Environ 90% des Espagnols se déclaraient catholiques dans les années 1970, contre 56,1% dans une enquête menée en mai par le Centre de recherches sociologiques (CIS), un organisme public, selon la télévision et la radio publiques RTVE.
Une vaste opération logistique et de sécurité avait été mise en place pour la messe.
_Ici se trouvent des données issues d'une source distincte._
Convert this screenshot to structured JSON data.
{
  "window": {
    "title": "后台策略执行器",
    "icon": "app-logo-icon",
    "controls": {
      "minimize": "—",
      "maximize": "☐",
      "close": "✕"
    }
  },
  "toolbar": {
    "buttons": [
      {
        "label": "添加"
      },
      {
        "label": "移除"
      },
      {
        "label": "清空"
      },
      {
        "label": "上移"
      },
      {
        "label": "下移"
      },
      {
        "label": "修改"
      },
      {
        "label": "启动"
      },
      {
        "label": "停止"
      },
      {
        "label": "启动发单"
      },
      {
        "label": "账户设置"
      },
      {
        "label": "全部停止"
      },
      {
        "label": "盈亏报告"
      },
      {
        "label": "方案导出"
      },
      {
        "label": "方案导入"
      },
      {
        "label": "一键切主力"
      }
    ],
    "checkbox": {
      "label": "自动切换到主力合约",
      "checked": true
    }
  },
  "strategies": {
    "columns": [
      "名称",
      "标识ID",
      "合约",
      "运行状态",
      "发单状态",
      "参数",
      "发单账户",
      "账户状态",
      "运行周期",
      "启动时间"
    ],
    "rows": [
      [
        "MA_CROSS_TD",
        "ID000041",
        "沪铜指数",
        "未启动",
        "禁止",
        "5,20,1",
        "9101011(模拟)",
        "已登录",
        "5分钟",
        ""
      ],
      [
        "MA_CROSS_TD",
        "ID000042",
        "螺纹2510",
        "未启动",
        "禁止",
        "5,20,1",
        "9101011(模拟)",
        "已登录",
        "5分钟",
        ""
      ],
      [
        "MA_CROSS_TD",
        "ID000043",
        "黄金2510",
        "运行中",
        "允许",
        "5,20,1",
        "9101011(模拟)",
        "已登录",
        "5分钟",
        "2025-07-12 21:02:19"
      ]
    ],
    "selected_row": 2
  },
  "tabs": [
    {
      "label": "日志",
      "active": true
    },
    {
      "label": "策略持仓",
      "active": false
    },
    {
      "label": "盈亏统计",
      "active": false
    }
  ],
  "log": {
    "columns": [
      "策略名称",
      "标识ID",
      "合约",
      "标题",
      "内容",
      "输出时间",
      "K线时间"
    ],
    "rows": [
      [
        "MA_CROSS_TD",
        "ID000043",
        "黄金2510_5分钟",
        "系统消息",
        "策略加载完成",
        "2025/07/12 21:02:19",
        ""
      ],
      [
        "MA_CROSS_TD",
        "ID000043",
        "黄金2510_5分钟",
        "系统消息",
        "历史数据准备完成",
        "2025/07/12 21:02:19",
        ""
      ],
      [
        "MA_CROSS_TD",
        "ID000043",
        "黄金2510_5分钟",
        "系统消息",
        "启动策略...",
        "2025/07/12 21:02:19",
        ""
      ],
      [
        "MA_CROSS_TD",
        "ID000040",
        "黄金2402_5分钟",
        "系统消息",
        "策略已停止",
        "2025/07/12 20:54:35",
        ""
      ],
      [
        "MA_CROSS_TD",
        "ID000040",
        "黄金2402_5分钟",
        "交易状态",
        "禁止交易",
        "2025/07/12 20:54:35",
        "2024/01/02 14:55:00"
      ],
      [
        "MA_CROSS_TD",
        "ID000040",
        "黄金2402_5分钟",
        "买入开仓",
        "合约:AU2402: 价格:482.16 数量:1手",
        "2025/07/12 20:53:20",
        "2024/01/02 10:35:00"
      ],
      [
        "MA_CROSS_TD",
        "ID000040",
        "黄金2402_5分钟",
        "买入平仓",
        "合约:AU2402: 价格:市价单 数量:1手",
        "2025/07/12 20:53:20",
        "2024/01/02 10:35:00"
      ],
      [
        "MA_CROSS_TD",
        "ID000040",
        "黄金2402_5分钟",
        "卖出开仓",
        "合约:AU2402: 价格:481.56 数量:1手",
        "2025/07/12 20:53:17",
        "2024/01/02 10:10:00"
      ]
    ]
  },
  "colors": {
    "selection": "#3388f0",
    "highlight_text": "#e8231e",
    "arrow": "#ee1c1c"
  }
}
Après l'office, chargé de symbolisme religieux, le pape a conduit une procession traditionnelle sur quelques centaines de mètres, à proximité de la grande artère commerciale de la Gran Vía, le long d'un parcours bordé d'oeillets blancs et jaunes, les couleurs du drapeau du Vatican.
Pour Nico Aldeanueva, 28 ans, en visite depuis Philadelphie aux Etats-Unis, le pape est "une force très unificatrice à un moment où nous sommes divisés sur tant de fronts différents".
"Nous connaissons, semble-t-il, des conflits sans fin et, pour le moment, ici, on peut appuyer sur pause, profiter de l'instant et ressentir la foi", a-t-il salué.
Ana Milagros, 64 ans, qui agitait un drapeau du Vatican, a confié qu'elle trouvait que le pape, né aux Etats-Unis, semblait "abordable" et "très sincère".
- "Une alternative à la violence" -
"Il y a beaucoup de polarisation et de divergences en politique, dans les questions sociales, dans l'économie", a-t-elle regretté: "Le pape essaie avec cette visite de nous aider tous."
En début de soirée, Léon XIV a rencontré dans une salle de concert des personnalités du monde de la culture, du sport et de l'économie, parmi lesquelles la star hollywoodienne Antonio Banderas.
"L'art doit être une alternative à la violence", a déclaré ce dernier devant un pape approbateur, dont les appels à la paix ont provoqué des heurts avec le président américain Donald Trump.
"Dans un monde qui va trop vite, qui se fragmente, qui parfois se simplifie à l'excès, l'art nous aide à retrouver la profondeur et l'âme, que l'IA, qui doit être au service des êtres humains et non l'inverse, est en train d'essayer de voler", a ajouté l'acteur espagnol.
Lundi, le pape doit s'exprimer devant le Parlement, une première pour un souverain pontife, et devrait, selon la presse espagnole, rencontrer des victimes d'abus sexuels au sein de l'Eglise, "une plaie toujours ouverte" selon Léon XIV.
Plusieurs associations de victimes se sont toutefois plaintes de ne pas avoir été invitées à la rencontre prévue lundi après-midi avec le pape à la nonciature apostolique (l'ambassade du Vatican) à Madrid, d'après les médias espagnols.
Le pape achèvera sa visite jeudi et vendredi aux îles Canaries, principale porte d'entrée en Espagne des migrants en situation irrégulière. Il doit y rendre hommage aux milliers d'entre eux qui ont péri lors de la dangereuse traversée de l'Atlantique.